B.L. v. Mahanoy Area Sch. Dist.: School Speech in the Era of Social Media and Virtual Learning

BRIDGET DYE—The Supreme Court will soon consider the role social media plays in a student’s right to free speech in public schools. The Court has agreed to take up a Pennsylvania school district case, B.L. v. Mahanoy Area Sch. Dist., where a high school cheerleader was disciplined and suspended from the team after posting obscenities about the cheer program to social media.

The high school sophomore was disappointed when she failed to make the varsity cheerleading team, instead only making junior varsity. The student responded by posting twice on Snapchat. First, she posted a picture of herself and a friend with their middle fingers raised, captioned “F*ck school f*ck softball f*ck cheer f*ck everything.” Later, she sent just the text, “Love how me and [another student] got told we need a year of jv before we make varsity but that[] doesn’t matter to anyone else? 🙃”

The cheerleader made the post on a Saturday to an audience of about 250 Snapchat friends. A fellow cheerleader took screenshots of the posts and sent them to the school’s cheerleading coaches, who also heard about the messages from other cheerleaders and students. Over the next week, the posts caused disruption in school. Other students were “visibly upset” for several days and expressed concerns about the sophomore returning to the team.

The coaches determined that the cheerleader violated team rules of showing respect for the school, coaches, and other cheerleaders. Additionally, they determined that she violated the rules regarding refraining from posting negative information about the cheer program online, along with violating a school rule requiring student athletes to conduct themselves in a way that would not tarnish the image of the school district. The coaches removed her from the team for the year, stating that she could try out again next year. School authorities backed the coaches’ decision when the cheerleader and her parents tried to appeal. Ultimately, the teenager’s snapchat story would set in motion a significant Supreme Court case.

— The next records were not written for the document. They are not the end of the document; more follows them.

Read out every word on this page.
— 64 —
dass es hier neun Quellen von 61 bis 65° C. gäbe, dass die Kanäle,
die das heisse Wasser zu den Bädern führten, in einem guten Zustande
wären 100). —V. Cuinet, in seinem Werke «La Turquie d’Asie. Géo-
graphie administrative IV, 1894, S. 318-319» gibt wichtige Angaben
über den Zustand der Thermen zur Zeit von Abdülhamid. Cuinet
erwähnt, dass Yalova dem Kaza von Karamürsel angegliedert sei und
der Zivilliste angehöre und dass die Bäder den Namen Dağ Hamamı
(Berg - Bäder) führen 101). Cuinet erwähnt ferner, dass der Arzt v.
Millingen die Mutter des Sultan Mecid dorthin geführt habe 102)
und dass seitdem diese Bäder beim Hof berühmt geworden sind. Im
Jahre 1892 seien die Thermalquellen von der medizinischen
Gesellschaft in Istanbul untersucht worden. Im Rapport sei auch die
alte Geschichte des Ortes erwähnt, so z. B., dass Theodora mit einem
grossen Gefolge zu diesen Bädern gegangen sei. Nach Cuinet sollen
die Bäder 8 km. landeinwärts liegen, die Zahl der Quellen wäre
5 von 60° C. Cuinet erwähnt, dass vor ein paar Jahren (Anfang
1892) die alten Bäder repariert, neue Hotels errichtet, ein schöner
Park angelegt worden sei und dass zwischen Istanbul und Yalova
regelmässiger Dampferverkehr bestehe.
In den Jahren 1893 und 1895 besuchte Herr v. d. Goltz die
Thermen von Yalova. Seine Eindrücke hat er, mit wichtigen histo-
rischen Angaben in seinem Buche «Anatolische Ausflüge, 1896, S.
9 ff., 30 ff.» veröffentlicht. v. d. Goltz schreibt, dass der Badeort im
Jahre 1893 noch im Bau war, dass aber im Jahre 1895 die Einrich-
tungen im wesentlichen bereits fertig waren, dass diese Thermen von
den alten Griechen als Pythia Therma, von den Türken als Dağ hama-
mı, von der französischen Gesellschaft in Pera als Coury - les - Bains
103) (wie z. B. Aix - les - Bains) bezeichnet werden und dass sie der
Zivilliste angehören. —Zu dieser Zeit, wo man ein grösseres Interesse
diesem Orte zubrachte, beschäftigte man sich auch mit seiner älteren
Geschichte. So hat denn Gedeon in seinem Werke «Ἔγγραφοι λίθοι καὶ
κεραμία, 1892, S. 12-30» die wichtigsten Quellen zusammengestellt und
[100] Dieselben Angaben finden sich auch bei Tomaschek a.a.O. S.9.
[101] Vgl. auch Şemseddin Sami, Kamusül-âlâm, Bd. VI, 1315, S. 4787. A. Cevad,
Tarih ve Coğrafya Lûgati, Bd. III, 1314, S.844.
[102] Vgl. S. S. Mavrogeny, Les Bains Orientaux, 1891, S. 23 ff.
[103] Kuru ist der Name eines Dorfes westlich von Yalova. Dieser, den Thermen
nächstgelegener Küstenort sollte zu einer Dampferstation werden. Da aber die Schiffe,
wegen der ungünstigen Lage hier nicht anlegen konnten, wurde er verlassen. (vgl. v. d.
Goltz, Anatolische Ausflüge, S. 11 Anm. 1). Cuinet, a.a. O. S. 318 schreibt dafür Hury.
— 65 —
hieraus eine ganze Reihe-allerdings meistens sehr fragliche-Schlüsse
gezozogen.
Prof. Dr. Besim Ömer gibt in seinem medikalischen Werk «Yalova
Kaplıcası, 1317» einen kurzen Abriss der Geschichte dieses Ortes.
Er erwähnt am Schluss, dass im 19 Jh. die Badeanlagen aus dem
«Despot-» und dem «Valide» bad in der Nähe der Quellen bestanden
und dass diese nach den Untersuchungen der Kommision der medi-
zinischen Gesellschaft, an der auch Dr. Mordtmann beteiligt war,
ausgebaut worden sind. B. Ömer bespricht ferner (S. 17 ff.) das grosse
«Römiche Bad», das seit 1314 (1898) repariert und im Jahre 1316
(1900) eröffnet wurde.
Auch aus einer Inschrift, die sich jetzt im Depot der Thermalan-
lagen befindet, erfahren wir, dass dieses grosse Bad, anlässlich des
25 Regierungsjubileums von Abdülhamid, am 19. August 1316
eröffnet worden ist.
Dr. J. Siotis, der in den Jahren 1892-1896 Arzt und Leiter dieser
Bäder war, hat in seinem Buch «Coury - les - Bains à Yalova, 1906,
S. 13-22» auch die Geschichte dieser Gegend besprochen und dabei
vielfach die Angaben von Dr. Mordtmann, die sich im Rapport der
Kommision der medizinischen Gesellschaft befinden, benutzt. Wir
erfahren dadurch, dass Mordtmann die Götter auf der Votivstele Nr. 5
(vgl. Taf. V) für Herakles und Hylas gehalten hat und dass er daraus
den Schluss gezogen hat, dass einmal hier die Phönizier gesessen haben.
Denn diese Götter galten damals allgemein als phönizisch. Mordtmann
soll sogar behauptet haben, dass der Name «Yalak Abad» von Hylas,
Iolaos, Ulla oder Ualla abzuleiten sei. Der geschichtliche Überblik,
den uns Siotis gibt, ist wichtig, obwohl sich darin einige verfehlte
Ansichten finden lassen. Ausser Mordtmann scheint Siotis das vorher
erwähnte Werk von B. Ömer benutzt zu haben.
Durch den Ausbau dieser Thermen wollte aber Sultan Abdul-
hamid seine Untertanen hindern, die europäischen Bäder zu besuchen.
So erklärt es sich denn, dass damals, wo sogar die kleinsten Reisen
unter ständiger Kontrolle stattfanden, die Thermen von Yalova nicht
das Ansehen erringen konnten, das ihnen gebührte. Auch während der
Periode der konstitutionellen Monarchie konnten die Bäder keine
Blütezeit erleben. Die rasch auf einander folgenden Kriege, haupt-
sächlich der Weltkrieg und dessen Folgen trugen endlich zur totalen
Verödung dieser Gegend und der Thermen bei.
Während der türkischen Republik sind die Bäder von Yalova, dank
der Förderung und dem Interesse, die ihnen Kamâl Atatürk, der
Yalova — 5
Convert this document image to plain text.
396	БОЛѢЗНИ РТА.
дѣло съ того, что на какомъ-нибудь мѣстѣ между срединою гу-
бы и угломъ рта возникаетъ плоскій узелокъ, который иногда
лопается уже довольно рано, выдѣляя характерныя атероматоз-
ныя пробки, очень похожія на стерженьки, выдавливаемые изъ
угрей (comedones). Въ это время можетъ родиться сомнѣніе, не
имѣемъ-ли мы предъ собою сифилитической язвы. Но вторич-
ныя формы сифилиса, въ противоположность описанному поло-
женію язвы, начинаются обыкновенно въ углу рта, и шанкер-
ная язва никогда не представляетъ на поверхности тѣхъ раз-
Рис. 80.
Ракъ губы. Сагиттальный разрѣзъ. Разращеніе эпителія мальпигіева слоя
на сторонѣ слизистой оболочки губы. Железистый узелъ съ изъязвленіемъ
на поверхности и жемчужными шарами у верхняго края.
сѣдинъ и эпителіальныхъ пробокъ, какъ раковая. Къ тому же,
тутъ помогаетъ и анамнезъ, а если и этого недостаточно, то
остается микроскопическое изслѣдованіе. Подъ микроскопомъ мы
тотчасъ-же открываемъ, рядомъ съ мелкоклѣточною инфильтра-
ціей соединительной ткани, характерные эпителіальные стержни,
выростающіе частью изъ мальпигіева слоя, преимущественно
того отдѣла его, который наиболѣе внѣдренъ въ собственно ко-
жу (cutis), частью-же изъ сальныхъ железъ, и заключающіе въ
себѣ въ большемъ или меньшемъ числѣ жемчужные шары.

The District Court found that the school violated the cheerleader’s First Amendment rights, and the U.S. Court of Appeals for the Third Circuit affirmed the lower court. While acknowledging the “snap was crude, rude, and juvenile, just as we might expect of an adolescent,” the Third Circuit held that school administrators should not have “the power to quash student expression deemed crude or offensive—which far too easily metastasizes into the power to censor valuable speech and legitimate criticism.”

The Third Circuit relied on the Supreme Court’s Tinker v. Des Moines Indep. Cmty. Sch. Dist. (1969), which stated that students do not “shed their constitutional rights to freedom of speech or expression at the schoolhouse gate.” Tinker, however, allowed for an exception to the broad student free speech rights it upheld, which allows school officials to regulate speech that “would materially and substantially interfere with the requirements of appropriate discipline in the operation of the school.” To qualify for this exception, a school must show “a specific and significant fear of disruption” in order to prohibit student speech.

The Third Circuit decided that the snap was “off-campus” speech; a student’s online speech is not “on-campus” simply because it involves the school, is accessible to students, or reaches the school environment. The court acknowledged that while the boundary is not limited to the bricks and mortar of the school yard, limits do exist. The cheerleader in B.L. is far from the first student to get in trouble for what she posted online about school and will not be the last. As social media and online communications become more omnipresent in the lives of students, school administrators and courts will continue to struggle to draw the line between on- and off-campus speech. The Supreme Court has not yet addressed the on- and off-campus divide in the context of online speech, but many other cases have laid the groundwork for the Court to rule on the issue in B.L.

The American Federation of Teachers and other advocacy groups are urging the Supreme Court to overturn the Third Circuit’s ruling. They believe the ruling creates a circuit split as to whether, and to what extent, administrators may regulate off-campus student speech. Several states within the Third Circuit passed laws requiring schools to address off-campus cyberbullying or harassment with a close nexus to the school. The groups believe that the court drew an outdated line in today’s social media age, “when students can disrupt the school community from anywhere with the touch of a button.”

In its brief to the Court, the school district insisted that “the question presented recurs constantly and has become even more urgent as COVID-19 has forced schools to operate online.” The existing inconsistencies among the circuits reveal how hard it has become to draw the line between overreach and protecting the school environment in the era of social media.